Keduanya masuk ke dalam. Pria itu langsung menghujani Dillara dengan cium*an nakal. Perlahan tapi pasti pakaian keduanya sudah terlempar entah kemana.


"Ahhh!" Jerit Dillara saat selaput daranya berhasil di robek oleh pria itu.


"Kenapa... kamu berbeda, sayang!" tanya pria yang langsung memegang kendali atas Dillara. Bukannya berhenti, pria itu terus melanjutkan aksinya.


Gadis itu benar benar sudah jatuh tertimpa tangga. Gagal mendapatkan Bara, ia malah berakhir dengan pria yang sama sekali tidak ia kenali.


****


"Huuh!" Nana menghembuskan nafas lega saat ia berhasil keluar dari tempat itu. "Mau mat* gue kena asap rokok!" keluh Nana.


"Na..." Sherly dan Zahra langsung memeluknya erat. "Gue khawatir tau...!" Zahra memegang bahu Nana.


"Bibir lo berdarah, Na?" Sherly memberikan tissu dari tasnya.


"Iya. Mana pedih banget lagi!" Nana memegangi sudut bibirnya yang terasa pedih.


"Kenapa bisa jadi begini, sih?" tanya Sherly penasaran.


"Panjang ceritanya."


"Bara, lo gak kenapa-kenapa?" tanya Zahra.


"Gue gak apa-apa!" Jawabnya singkat karena ia terus memikirkan kenapa Nana sampai senekat itu?


"Kita balik sekarang! Polisi udah on the way!" ucap Calvin.


"Kenapa kita pulang, bukannya pelapor juga harus ke kantor?" tanya Nana.


"Cincai! Gue minta kasusnya diurus sama pengacaranya bokap! Entar dijalan gue urus semuanya!"


"Dim! Bawa mobil!" Calvin melemparkan kunci mobilnya pada Dimas. Dimas terkesiap dan langsung menangkap kunci mobil itu.


"Sher, bawa mobil Nana! Gue mau antar dia pulang!"

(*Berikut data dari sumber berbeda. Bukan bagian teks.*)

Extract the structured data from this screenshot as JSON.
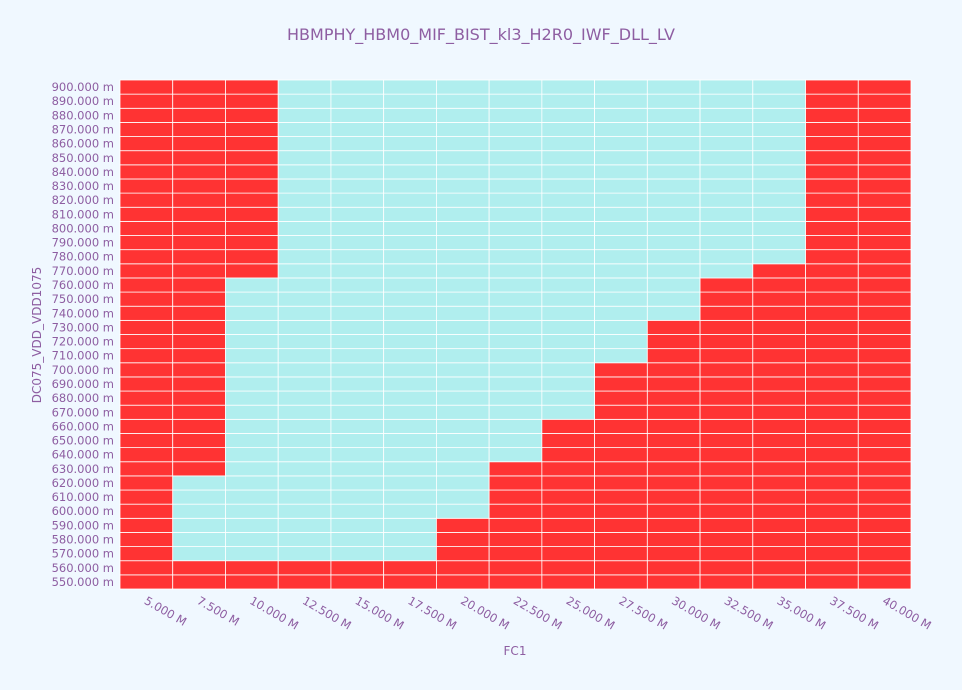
{
  "chart_data": {
    "type": "heatmap",
    "title": "HBMPHY_HBM0_MIF_BIST_kl3_H2R0_IWF_DLL_LV",
    "xlabel": "FC1",
    "ylabel": "DC075_VDD_VDD1075",
    "x_tick_labels": [
      "5.000 M",
      "7.500 M",
      "10.000 M",
      "12.500 M",
      "15.000 M",
      "17.500 M",
      "20.000 M",
      "22.500 M",
      "25.000 M",
      "27.500 M",
      "30.000 M",
      "32.500 M",
      "35.000 M",
      "37.500 M",
      "40.000 M"
    ],
    "y_tick_labels": [
      "550.000 m",
      "560.000 m",
      "570.000 m",
      "580.000 m",
      "590.000 m",
      "600.000 m",
      "610.000 m",
      "620.000 m",
      "630.000 m",
      "640.000 m",
      "650.000 m",
      "660.000 m",
      "670.000 m",
      "680.000 m",
      "690.000 m",
      "700.000 m",
      "710.000 m",
      "720.000 m",
      "730.000 m",
      "740.000 m",
      "750.000 m",
      "760.000 m",
      "770.000 m",
      "780.000 m",
      "790.000 m",
      "800.000 m",
      "810.000 m",
      "820.000 m",
      "830.000 m",
      "840.000 m",
      "850.000 m",
      "860.000 m",
      "870.000 m",
      "880.000 m",
      "890.000 m",
      "900.000 m"
    ],
    "x_values_mhz": [
      5.0,
      7.5,
      10.0,
      12.5,
      15.0,
      17.5,
      20.0,
      22.5,
      25.0,
      27.5,
      30.0,
      32.5,
      35.0,
      37.5,
      40.0
    ],
    "y_values_mv": [
      550,
      560,
      570,
      580,
      590,
      600,
      610,
      620,
      630,
      640,
      650,
      660,
      670,
      680,
      690,
      700,
      710,
      720,
      730,
      740,
      750,
      760,
      770,
      780,
      790,
      800,
      810,
      820,
      830,
      840,
      850,
      860,
      870,
      880,
      890,
      900
    ],
    "pass_regions_by_x": [
      {
        "x": "5.000 M",
        "pass_min_mv": null,
        "pass_max_mv": null
      },
      {
        "x": "7.500 M",
        "pass_min_mv": 570,
        "pass_max_mv": 620
      },
      {
        "x": "10.000 M",
        "pass_min_mv": 570,
        "pass_max_mv": 760
      },
      {
        "x": "12.500 M",
        "pass_min_mv": 570,
        "pass_max_mv": 900
      },
      {
        "x": "15.000 M",
        "pass_min_mv": 570,
        "pass_max_mv": 900
      },
      {
        "x": "17.500 M",
        "pass_min_mv": 570,
        "pass_max_mv": 900
      },
      {
        "x": "20.000 M",
        "pass_min_mv": 600,
        "pass_max_mv": 900
      },
      {
        "x": "22.500 M",
        "pass_min_mv": 640,
        "pass_max_mv": 900
      },
      {
        "x": "25.000 M",
        "pass_min_mv": 670,
        "pass_max_mv": 900
      },
      {
        "x": "27.500 M",
        "pass_min_mv": 710,
        "pass_max_mv": 900
      },
      {
        "x": "30.000 M",
        "pass_min_mv": 740,
        "pass_max_mv": 900
      },
      {
        "x": "32.500 M",
        "pass_min_mv": 770,
        "pass_max_mv": 900
      },
      {
        "x": "35.000 M",
        "pass_min_mv": 780,
        "pass_max_mv": 900
      },
      {
        "x": "37.500 M",
        "pass_min_mv": null,
        "pass_max_mv": null
      },
      {
        "x": "40.000 M",
        "pass_min_mv": null,
        "pass_max_mv": null
      }
    ],
    "colors": {
      "pass": "#b0eeee",
      "fail": "#ff3333",
      "grid": "#ffffff",
      "text": "#8e5ea2",
      "background": "#f0f8ff"
    }
  }
}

"Tapi..." Nana berusaha menolak.


"Bawel!" potong Bara.


"Masuk!" Bara mendorong tubuh Nana untuk masuk di kursi depan mobilnya.


"Tapi, Bar... gue gak enak sama Sherly dan Zahra." Nana yang dipaksa masuk memberotak.


"Gak apa- apa Na, kita enak-enak aja kok." Jawab Zahra sambil mengerling.


Zahra dan Sherly berbalik dan berjalan masuk ke mobil Nana. Dimas dan Calvin juga masuk ke dalam mobil.


Bara berjalan memutari mobil. Ia masuk dan duduk di sebelah Nana. "Pakai sabuk, Na!" perintahnya.


"Iya!" Nana memakai sabuk pengamannya. Bara juga melakukan hal yang sama.


"Sakit banget?" tanya Bara tiba-tiba saat mobil sedang melaju dengan kecepatan sedang.


"Haaa?" tanya Nana kaget karena ia sedang melamun tadi.


"Itu, sakit banget?" Bara menunjuk sudut bibir Nana.


Nana menyentuh sudut bibirnya dan meringis. "Gak terlalu, bisalah gue tahan!"